I student-taught at a boarding school, which has a decidedly more casual community than a day school, and I was used to chatting with students about their weekends, making jokes, and generally serving as a cool-aunt figure outside of the classroom. Coupled with my unpredictable instructional strategies, my second first-year mistake was also rooted in inconsistency (do we see a theme?), and I was constantly oscillating between being strict and uncompromising in class and then overcompensating for crappy instruction by being too cheery, too inauthentically social, and generally over-eager to seem likeable.  In retrospect, I was likely looking for some type of validation that I was not completely failing. Not the right move.


Teaching is a one-way street. You mentor and validate your students– you do not, should not, can not receive this from your students in return, and if you try to, they will see through it and lose respect for you. Period. And good on them because what they need isn’t another friend- it’s a guide.

What I eventually learned a few months in is that validation can come from colleague observations and are fantastic opportunities for feedback and insight into your teaching successes and failures. When I felt utterly hopeless (hello, October), I started to ask my co-teacher for feedback. He watched my lessons, gave me feedback, and suggested I film myself teaching (not as terrifying as it sounds). I was surprised by the things he noted that were going well in my classroom, as I was so focused on the failures. I learned to foster the good and navigate for the pitfalls– clumsily and unrefined, of course, but it was a start. It took a semester, but by January, I was able to understand what it meant to practice consistency. I also changed my perception of student rapport, abandoning any hope of them “liking” me and finally understanding how that different from my new expectation- respecting me.

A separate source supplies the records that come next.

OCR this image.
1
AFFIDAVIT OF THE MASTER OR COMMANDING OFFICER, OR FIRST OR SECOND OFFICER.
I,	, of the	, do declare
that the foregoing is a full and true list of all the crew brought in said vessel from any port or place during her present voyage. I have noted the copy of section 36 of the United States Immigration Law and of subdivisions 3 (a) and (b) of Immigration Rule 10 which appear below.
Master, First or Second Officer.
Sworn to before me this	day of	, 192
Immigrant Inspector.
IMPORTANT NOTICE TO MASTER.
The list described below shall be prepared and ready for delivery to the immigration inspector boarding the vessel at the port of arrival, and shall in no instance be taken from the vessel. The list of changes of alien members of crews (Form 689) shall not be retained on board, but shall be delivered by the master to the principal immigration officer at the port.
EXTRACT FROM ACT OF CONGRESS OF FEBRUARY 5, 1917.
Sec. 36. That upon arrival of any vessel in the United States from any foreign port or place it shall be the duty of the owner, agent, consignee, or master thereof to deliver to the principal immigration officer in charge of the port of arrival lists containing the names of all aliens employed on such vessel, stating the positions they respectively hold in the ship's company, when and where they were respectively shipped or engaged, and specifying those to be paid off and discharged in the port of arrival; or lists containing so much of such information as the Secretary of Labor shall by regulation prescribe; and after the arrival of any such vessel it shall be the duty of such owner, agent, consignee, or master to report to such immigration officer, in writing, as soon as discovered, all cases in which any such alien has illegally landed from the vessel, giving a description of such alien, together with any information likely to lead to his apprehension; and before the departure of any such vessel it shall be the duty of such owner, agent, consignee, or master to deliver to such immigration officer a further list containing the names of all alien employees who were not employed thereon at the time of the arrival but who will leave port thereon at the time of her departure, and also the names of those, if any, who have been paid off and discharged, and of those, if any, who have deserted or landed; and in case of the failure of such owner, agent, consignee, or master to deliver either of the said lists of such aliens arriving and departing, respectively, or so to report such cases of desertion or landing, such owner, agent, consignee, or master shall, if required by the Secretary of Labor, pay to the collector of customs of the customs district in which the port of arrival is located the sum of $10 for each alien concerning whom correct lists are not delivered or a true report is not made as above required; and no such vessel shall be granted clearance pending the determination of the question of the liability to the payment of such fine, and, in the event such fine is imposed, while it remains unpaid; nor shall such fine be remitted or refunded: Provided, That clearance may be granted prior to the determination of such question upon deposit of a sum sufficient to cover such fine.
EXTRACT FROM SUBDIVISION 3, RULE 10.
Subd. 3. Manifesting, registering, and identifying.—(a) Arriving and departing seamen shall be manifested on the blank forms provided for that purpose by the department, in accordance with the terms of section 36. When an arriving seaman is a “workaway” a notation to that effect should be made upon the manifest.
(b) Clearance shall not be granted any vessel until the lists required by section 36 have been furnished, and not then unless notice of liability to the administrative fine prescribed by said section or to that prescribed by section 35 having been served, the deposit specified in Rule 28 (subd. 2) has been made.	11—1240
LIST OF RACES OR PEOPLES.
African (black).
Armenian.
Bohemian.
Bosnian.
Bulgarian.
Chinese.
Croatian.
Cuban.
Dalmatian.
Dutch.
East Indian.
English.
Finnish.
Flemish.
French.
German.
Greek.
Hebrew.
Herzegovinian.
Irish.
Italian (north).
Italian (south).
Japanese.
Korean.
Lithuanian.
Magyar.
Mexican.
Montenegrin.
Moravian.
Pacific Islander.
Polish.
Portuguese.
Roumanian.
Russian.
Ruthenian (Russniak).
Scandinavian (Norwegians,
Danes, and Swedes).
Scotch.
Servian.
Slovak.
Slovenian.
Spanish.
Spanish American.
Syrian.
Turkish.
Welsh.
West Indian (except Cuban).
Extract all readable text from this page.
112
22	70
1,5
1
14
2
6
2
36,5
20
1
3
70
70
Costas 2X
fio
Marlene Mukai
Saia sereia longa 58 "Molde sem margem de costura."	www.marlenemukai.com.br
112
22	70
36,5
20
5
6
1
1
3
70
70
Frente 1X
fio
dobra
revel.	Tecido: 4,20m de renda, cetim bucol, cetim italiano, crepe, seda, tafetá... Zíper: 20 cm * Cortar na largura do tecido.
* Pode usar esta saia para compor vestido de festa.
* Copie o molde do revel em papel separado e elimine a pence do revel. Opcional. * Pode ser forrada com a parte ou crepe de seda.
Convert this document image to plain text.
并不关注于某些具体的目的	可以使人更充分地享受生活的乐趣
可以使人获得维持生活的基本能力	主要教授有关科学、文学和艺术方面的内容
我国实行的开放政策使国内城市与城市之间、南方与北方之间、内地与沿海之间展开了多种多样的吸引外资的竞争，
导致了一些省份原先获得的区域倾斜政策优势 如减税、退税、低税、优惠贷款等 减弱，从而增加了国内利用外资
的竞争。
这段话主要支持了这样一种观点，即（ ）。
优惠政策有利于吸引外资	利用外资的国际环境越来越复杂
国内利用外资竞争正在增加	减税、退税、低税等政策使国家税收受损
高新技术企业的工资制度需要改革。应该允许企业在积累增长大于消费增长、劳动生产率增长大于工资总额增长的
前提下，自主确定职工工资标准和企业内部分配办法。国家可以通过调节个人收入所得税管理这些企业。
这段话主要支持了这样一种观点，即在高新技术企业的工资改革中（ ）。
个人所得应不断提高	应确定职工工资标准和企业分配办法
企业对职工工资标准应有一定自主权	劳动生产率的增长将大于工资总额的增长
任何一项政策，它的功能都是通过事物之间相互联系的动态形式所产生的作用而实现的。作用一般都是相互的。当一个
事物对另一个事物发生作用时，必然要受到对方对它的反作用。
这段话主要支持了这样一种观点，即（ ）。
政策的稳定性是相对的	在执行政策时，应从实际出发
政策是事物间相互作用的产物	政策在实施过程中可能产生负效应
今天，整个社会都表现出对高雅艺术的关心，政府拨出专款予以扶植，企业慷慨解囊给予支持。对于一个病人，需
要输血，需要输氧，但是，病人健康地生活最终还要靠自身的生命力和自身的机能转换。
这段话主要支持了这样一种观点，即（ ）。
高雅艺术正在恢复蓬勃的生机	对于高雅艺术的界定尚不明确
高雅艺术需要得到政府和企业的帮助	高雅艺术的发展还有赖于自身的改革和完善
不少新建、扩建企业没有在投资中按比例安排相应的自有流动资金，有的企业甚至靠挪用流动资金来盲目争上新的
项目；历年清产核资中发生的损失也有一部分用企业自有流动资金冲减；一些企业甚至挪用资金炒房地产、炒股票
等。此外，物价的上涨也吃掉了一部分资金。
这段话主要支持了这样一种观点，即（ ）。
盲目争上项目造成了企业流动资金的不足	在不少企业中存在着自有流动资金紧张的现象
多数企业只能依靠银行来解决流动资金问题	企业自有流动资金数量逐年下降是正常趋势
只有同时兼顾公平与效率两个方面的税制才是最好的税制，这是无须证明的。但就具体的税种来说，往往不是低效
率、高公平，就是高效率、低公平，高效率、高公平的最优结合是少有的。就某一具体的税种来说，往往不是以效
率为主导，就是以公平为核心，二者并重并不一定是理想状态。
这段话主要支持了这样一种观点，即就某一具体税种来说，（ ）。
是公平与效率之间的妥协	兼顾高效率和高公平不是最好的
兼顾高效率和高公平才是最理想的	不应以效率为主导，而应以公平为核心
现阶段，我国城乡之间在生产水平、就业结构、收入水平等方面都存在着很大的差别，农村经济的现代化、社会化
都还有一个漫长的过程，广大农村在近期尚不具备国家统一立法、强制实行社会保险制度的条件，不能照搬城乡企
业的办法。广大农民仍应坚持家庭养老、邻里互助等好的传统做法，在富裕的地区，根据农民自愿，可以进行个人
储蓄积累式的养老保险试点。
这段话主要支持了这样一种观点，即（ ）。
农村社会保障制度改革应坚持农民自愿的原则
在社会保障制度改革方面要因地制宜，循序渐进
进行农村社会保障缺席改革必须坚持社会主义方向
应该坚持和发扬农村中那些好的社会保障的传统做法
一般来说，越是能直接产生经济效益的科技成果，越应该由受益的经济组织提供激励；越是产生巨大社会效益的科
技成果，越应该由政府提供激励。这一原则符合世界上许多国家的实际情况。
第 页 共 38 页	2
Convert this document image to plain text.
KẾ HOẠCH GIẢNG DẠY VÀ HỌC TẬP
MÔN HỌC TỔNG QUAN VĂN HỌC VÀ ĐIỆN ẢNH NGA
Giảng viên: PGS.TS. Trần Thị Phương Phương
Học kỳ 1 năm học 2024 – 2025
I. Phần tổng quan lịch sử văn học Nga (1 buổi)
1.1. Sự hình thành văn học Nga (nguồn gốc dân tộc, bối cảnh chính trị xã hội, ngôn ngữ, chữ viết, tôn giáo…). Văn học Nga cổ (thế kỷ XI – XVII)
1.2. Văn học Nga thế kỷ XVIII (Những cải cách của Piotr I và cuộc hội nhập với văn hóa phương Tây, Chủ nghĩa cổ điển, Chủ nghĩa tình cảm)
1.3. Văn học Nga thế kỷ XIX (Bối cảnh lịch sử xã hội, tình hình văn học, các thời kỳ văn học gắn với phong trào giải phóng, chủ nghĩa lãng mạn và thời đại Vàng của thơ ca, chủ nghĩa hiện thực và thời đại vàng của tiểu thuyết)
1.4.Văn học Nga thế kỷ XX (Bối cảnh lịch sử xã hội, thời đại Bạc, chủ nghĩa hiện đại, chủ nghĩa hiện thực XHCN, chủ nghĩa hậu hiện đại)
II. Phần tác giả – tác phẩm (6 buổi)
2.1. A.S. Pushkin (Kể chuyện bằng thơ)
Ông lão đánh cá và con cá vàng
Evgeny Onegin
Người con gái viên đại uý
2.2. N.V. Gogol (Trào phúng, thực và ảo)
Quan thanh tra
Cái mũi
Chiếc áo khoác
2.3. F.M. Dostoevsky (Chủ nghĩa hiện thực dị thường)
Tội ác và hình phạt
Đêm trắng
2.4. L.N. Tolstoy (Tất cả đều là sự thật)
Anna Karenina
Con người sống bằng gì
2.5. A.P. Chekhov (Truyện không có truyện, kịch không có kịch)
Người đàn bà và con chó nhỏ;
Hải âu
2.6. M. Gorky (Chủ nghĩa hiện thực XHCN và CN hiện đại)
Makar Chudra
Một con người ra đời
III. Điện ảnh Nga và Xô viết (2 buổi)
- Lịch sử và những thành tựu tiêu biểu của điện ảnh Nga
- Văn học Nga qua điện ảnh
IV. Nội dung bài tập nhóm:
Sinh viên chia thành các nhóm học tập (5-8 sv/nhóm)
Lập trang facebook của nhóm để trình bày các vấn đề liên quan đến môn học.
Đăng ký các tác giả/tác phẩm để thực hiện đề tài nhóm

I’m not proud to admit it, but I was stupidly stubbornly independent, convinced I’d be the exception to all of the first-year teaching rules. Teaching is a trial-by-fire experience every single day, where your failures, insecurities, and shortcomings are on display for all to see. Until you really find your groove, it’s painfully, defeatingly hard. Once you get the groove, it’s satisfyingly hard. Doing it alone, however, is suffocating, as you play your failure reel over and over and get paralyzed by fear on how to make forward.


As mentioned in my second failure, working with another teacher in my school was invaluable. I was lucky enough to have a colegial coaching program at my first school, which involved triads of teachers posing a problem or need, asking questions, brainstorming solutions, practicing a solution, and evaluating. The process, though self-regulated, was formulaic and helped us be solution-oriented and resist falling into a complain session. I was doubtful of the process at first, as my triad had an art and English teacher, while I taught science. I wasn’t sure how their feedback would translate, as our subjects are so different, but the value of this mentorship cannot be understated. They saw patterns in my instruction I was blind to, patterns in my students’ engagement, and creative solutions. The diversity of ideas wouldn’t have been as rich or productive if I’d only sought ideas from fellow science faculty. Now, I consistently reach out to a diverse set of colleagues and former classmates for advice. I still film myself, I still ask for feedback, even if I know a lesson has flopped and even if I think it’s landed. Never stop learning about yourself and your blindspots– you never know who you might be reaching (or not).

Phew! That’s about all of memory lane I can tolerate at the moment.

Jokes aside, there’s few moments in life that you’re given where you can make a choice to define the person you’ll become, and being a first-year teacher provides this chance under no uncertain terms. You either have to work your tail off, try, fail, and repeat… or quit. There’s no coasting and there’s no hiding, and for that chance to prove myself alone made all of those cringe-worthy fails worth it.

If you’re a first-year teacher, we see you. We need you. We believe in you. Keep going. It’s an impossibly hard journey, but the view is spectacular on the other side.